Our ordinarily dapper dandy Hugh Grant may have intended to look devil-may-care. Sadly for him he hit the target somewhere around dumpy. This is a visual reminder of why we wear a cummerbund with a tuxedo. Our Mr. Grant would have benefited greatly from a belly concealing swath of black, if not a complete ab workout. As for Miss Barrymore, not even a fabulous haute couture gown from the collection of our dear Monsieur Galliano (long live the King) could help her sagging bosom. There's room for her to tuck her evening bag into the front of that dress with her deflated dirty pillows. And darling, get your foot off the hem, you look like white trash at her first prom...well they both do. Mr. Grant's pants are far too long. What is that a quadruple break? These look more like baggy sweat pants than formal trousers. A gentleman's trouser should hang in a smooth straight line with only a slight break thusly:
Let's contrast Dumpy and Frumpy with a dashing Dr. McDreamy:
Keeping you formally fashion forward,
LP
3 comments:
Well done, LP... well done!
Bobby T
No comment on McDreamy's skinny tie, Her Ladyship?

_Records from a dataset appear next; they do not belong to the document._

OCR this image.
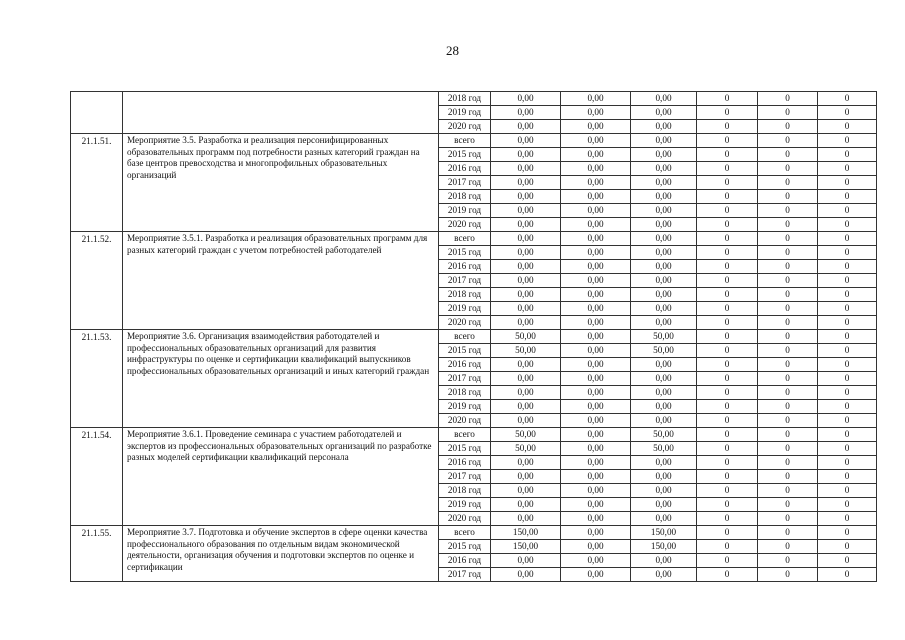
28
		2018 год	0,00	0,00	0,00	0	0	0
		2019 год	0,00	0,00	0,00	0	0	0
		2020 год	0,00	0,00	0,00	0	0	0
21.1.51.	Мероприятие 3.5. Разработка и реализация персонифицированных образовательных программ под потребности разных категорий граждан на базе центров превосходства и многопрофильных образовательных организаций	всего	0,00	0,00	0,00	0	0	0
		2015 год	0,00	0,00	0,00	0	0	0
		2016 год	0,00	0,00	0,00	0	0	0
		2017 год	0,00	0,00	0,00	0	0	0
		2018 год	0,00	0,00	0,00	0	0	0
		2019 год	0,00	0,00	0,00	0	0	0
		2020 год	0,00	0,00	0,00	0	0	0
21.1.52.	Мероприятие 3.5.1. Разработка и реализация образовательных программ для разных категорий граждан с учетом потребностей работодателей	всего	0,00	0,00	0,00	0	0	0
		2015 год	0,00	0,00	0,00	0	0	0
		2016 год	0,00	0,00	0,00	0	0	0
		2017 год	0,00	0,00	0,00	0	0	0
		2018 год	0,00	0,00	0,00	0	0	0
		2019 год	0,00	0,00	0,00	0	0	0
		2020 год	0,00	0,00	0,00	0	0	0
21.1.53.	Мероприятие 3.6. Организация взаимодействия работодателей и профессиональных образовательных организаций для развития инфраструктуры по оценке и сертификации квалификаций выпускников профессиональных образовательных организаций и иных категорий граждан	всего	50,00	0,00	50,00	0	0	0
		2015 год	50,00	0,00	50,00	0	0	0
		2016 год	0,00	0,00	0,00	0	0	0
		2017 год	0,00	0,00	0,00	0	0	0
		2018 год	0,00	0,00	0,00	0	0	0
		2019 год	0,00	0,00	0,00	0	0	0
		2020 год	0,00	0,00	0,00	0	0	0
21.1.54.	Мероприятие 3.6.1. Проведение семинара с участием работодателей и экспертов из профессиональных образовательных организаций по разработке разных моделей сертификации квалификаций персонала	всего	50,00	0,00	50,00	0	0	0
		2015 год	50,00	0,00	50,00	0	0	0
		2016 год	0,00	0,00	0,00	0	0	0
		2017 год	0,00	0,00	0,00	0	0	0
		2018 год	0,00	0,00	0,00	0	0	0
		2019 год	0,00	0,00	0,00	0	0	0
		2020 год	0,00	0,00	0,00	0	0	0
21.1.55.	Мероприятие 3.7. Подготовка и обучение экспертов в сфере оценки качества профессионального образования по отдельным видам экономической деятельности, организация обучения и подготовки экспертов по оценке и сертификации	всего	150,00	0,00	150,00	0	0	0
		2015 год	150,00	0,00	150,00	0	0	0
		2016 год	0,00	0,00	0,00	0	0	0
		2017 год	0,00	0,00	0,00	0	0	0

Her Ladyship is glad you asked Stuart. When one is so impeccably dressed one small concession to personal style is permitted. The skinny tie works here and, as he is not in formal attire we can allow a certain amount of playfulness. It's all about balance dearest Stuart. The skinny tie is not so jarring as to look out of place and the overall look is so refined that he can easily get away with some fun.